Ellsberg (Secrets: A Memoir of Vietnam and the Pentagon Papers) mixes autobiography and history as he details the horrifying realities of America's nuclear-weapons apparatus, with an aim to inspire future "courageous whistleblowers." As a Harvard postgraduate fellow, Ellsberg's work on decision theory attracted the RAND Corp.'s attention. In 1959 he joined a study of the communication of the "execute" message to launch nuclear strikes, coming to focus on how to ensure that no subordinate decided to attack without clear authorization. To Ellsberg's amazement, the military's vaunted "fail-safe" system didn't work. He also learned that America's pledge never to attack first is fiction; the U.S. would have struck if convinced that the U.S.S.R. was about to attack. He describes how a single, exquisitely detailed plan would have directed thousands of bombs onto Eastern Bloc targets, as well as China, even if China was not involved in a planned attack. America's sole deterrence of the Soviet Union was to threaten Armageddon. Ellsberg recounts with precision both public and top secret arguments over American nuclear-war policy during the three decades after WWII. Despite modest improvements since, little has fundamentally changed. Ellsberg's brilliant and unnerving account makes a convincing case for disarmament and shows that the mere existence of nuclear weapons is a serious threat to humanity. Agent: Andy Ross, Andy Ross Literary. (Dec.) © Copyright PWxyz, LLC. All rights reserved.

Booklist Review

*Starred Review* Ellsberg titled his first memoir, an account of his legendary leak of the Pentagon Papers, Secrets (2002), but he has been harboring many more disclosures of far greater impact for the last 47 years. In this gripping and unnerving book of confessions, Ellsberg reveals that along with the top-secret materials about the Vietnam War he copied as a high-clearance strategic analyst at the RAND Corporation and the Defense Department, he also amassed a large cache of classified papers documenting the appalling truth about the perilously inadequate control of nuclear weapons. Ellsberg would have brought these records forward decades ago, but after his trial, which led not to his conviction but to Nixon's resignation, they were lost in a hurricane. Now, thanks to government declassification and online archives, he is finally able to recount with searing specificity such hidden horrors as the delegation of the authority to initiate nuclear attacks, the erroneous assumptions behind the arms race, his role in the Cuban Missile Crisis, and the facts about other near-disasters. Entwining affecting personal revelations with jolting governmental disclosures, declaring that Stanley Kubrick's infamous nuclear-weapons satire, Dr. Strangelove (1964), was, essentially, a documentary, and citing our tense standoff with North Korea, Ellsberg concludes his dramatic elucidation of how the nuclear arsenal endangers all of life on Earth with steps for dismantling this Doomsday Machine. A must-read of the highest order, Ellsberg's profoundly awakening chronicle is essential to our future. HIGH-DEMAND BACKSTORY: Ellsberg's concussive nuclear confessions will generate heated media coverage, which will be further escalated by Steven Spielberg's forthcoming Pentagon Papers movie, The Post, starring Tom Hanks and Meryl Streep.--Seaman, Donna Copyright 2017 Booklist

Author notes provided by Syndetics

Daniel Ellsberg, a Harvard graduate, ex-Marine, and Rand Corporation analyst, was recruited to serve in the Pentagon during the Johnson administration. Now a prominent speaker, writer, and activist, Ellsberg lives in California and Washington, D.C.

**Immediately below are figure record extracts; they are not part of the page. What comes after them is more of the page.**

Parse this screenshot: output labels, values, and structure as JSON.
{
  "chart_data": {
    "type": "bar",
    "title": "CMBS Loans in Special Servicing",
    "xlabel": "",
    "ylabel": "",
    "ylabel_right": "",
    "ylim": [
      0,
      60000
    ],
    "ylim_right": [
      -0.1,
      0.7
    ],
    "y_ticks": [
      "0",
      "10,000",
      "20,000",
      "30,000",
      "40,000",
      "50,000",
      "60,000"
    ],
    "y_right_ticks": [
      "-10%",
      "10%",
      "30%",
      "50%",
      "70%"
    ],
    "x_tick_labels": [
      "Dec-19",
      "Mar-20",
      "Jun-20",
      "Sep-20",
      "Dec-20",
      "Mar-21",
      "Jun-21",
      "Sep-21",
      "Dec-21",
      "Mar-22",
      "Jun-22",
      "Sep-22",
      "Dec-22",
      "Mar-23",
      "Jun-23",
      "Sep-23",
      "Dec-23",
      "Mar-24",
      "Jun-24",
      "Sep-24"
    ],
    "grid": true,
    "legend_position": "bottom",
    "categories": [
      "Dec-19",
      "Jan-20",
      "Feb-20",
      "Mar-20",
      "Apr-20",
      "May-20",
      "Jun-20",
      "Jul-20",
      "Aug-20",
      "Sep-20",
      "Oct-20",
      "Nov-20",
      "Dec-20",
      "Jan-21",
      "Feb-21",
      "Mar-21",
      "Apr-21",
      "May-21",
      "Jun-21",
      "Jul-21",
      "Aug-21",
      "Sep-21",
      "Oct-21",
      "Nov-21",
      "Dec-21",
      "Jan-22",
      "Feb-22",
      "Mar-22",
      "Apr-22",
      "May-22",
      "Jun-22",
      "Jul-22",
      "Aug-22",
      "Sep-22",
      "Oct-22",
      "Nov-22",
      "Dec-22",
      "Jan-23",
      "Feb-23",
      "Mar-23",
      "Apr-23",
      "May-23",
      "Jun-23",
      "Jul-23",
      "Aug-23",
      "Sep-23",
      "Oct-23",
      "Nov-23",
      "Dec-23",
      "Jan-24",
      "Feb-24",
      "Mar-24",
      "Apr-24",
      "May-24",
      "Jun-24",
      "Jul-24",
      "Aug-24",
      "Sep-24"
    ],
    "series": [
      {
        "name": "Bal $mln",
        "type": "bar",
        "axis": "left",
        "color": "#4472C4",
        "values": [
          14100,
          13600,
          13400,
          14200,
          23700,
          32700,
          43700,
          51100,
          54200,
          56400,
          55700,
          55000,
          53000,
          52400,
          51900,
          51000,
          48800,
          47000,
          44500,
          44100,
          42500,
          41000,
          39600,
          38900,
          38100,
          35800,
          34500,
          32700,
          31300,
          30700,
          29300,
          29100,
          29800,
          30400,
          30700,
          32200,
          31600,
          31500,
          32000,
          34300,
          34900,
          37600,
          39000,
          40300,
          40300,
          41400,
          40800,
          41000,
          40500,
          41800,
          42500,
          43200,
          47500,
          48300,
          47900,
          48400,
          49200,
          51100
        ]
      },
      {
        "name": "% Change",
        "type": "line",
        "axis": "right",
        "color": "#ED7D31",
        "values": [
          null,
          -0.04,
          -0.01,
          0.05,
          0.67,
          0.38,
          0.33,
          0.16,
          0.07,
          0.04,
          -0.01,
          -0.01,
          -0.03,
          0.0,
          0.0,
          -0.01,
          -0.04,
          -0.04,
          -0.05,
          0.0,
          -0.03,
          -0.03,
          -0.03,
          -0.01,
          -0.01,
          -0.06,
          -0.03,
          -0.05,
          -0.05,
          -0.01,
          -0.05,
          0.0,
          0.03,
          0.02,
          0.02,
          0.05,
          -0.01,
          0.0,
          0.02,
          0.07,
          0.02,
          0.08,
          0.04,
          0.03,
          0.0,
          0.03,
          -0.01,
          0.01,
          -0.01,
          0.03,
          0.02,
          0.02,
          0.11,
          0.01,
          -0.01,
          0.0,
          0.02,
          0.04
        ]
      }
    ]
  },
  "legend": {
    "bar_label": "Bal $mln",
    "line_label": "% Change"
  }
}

Patron comment on 06/27/2023

It is not talked about much today, nuclear annihilation; the utter and complete destruction of the earth, but it should be. I asked ChatGPT "Where would it be safe to be if there was a nuclear exchange today?" and it responded there was nowhere on earth that "would be completely spared from the fallout". Nuclear winter would fall on all of the earth. Daniel Ellsberg, the same who released the Pentagon Papers about the Vietnam War, has done a great service by giving us 400 pages of research on what is still, if not more (with Ukraine & Russia) important today.